Oito anos atrás, a diplomacia brasileira empenhou-se ativamente na implosão da Alca, segundo reconheceram, diversas vezes, o presidente e seu chanceler, além, obviamente, do então Secretário-Geral do Itamaraty.
As alegações para recusar a Alca eram muitas, mas basicamente as seguintes.
O chefe de Estado repetia sempre uma bobagem do PT, segundo o qual o tratado da Alca não seria de integração -- e não seria mesmo, pois os EUA estavam propondo apenas livre-comércio -- mas sim um tratado de "anexação" da América Latina pelos EUA.
Vejam vocês, o maior país da América Latina, o Brasil, tinha medo de sua anexação pelo império, junto com todos os demais, e portanto recusava a Alca. Ponto, parágrafo.
O chanceler não se cansava de repetir a cantilena de uma tal "nova geografia do comércio internacional". Segundo ele, e nisso era replicado pelo presidente, o Brasil não podia ficar "dependente" do comércio com os EUA, e tinham de diversificar suas parcerias externas, de preferência com os países em desenvolvimento, a tal de "diplomacia Sul-Sul" e também a "diplomacia da generosidade", como nossos irmãos menos desenvolvidos. Em relação a estes, o presidente recomendava que os importadores brasileiros comprassem mais deles, mesmo que seus produtos fossem mais caros e de menor qualidade. Desconheço se algum importador cometeu essa loucura.
O chanceler, numa surpreendente demonstração de lógica ex-post, disse que se o Brasil tivesse aceito a Alca o Brasil teria tido uma crise como a do México, quando os EUA ingressaram em sua crise financeira. Textualmente teria ocorrido o seguinte: em lugar de uma mini-recessão, teríamos tido uma mega-recessão, o que revela desconhecidos dotes de profeta do apocalipse, para um país, o Brasil, que jamais teria tido a dependência (80% do seu comércio exterior) que o México exibe em relação aos EUA. Ou seja, uma desonestidade intelectual ex-post.

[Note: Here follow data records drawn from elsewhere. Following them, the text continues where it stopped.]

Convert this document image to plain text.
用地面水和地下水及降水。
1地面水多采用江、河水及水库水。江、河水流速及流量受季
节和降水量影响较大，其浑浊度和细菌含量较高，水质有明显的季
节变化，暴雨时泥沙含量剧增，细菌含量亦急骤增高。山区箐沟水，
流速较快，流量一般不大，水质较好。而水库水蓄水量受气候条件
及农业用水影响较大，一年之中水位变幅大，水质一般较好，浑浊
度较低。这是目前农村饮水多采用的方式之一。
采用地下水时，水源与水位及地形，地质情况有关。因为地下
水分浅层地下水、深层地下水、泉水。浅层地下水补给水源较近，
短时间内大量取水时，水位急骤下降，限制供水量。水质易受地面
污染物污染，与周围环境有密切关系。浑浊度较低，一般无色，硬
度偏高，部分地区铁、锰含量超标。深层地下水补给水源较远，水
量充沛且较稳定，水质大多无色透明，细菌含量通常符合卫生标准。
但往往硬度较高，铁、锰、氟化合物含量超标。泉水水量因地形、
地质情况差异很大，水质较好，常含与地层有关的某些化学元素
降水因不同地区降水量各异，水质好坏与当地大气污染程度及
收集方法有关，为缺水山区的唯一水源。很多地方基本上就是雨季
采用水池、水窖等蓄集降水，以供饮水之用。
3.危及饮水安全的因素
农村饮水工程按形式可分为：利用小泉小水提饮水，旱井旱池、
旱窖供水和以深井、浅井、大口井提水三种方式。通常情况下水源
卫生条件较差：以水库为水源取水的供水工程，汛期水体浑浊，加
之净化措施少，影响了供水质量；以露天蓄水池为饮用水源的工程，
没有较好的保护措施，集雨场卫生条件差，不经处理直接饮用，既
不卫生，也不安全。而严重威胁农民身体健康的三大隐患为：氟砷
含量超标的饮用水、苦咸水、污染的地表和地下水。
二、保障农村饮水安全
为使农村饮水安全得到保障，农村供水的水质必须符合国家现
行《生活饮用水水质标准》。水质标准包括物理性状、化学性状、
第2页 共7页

Quanto ao SG-MRE, ainda mais apocalíptico, ele dizia que se o Brasil aceitasse a Alca nossa indústria seria destruída pela indústria americana, mais forte e mais competitiva que a nossa. Ele preferia ampliar os laços econômicos e comerciais com a China, um país não-hegemônico, não-imperialista, em desenvolvimento como o Brasil, e interessado, como o Brasil, em desmantelar a arrogância imperial e criar uma "ordem internacional mais democrática".
Pois é, deu no que deu: os empresários brasileiros reclamam hoje que os competidores chineses estão desmantelando a indústria nacional. Que coisa triste!
Em lugar de reclamar com a "presidenta", eles deviam reclamar com o ex-presidente, com o ex-chanceler, com o ex-SG-MRE. Foram eles que permitiram isso...
Bem, essas eram apenas reflexões ao léu.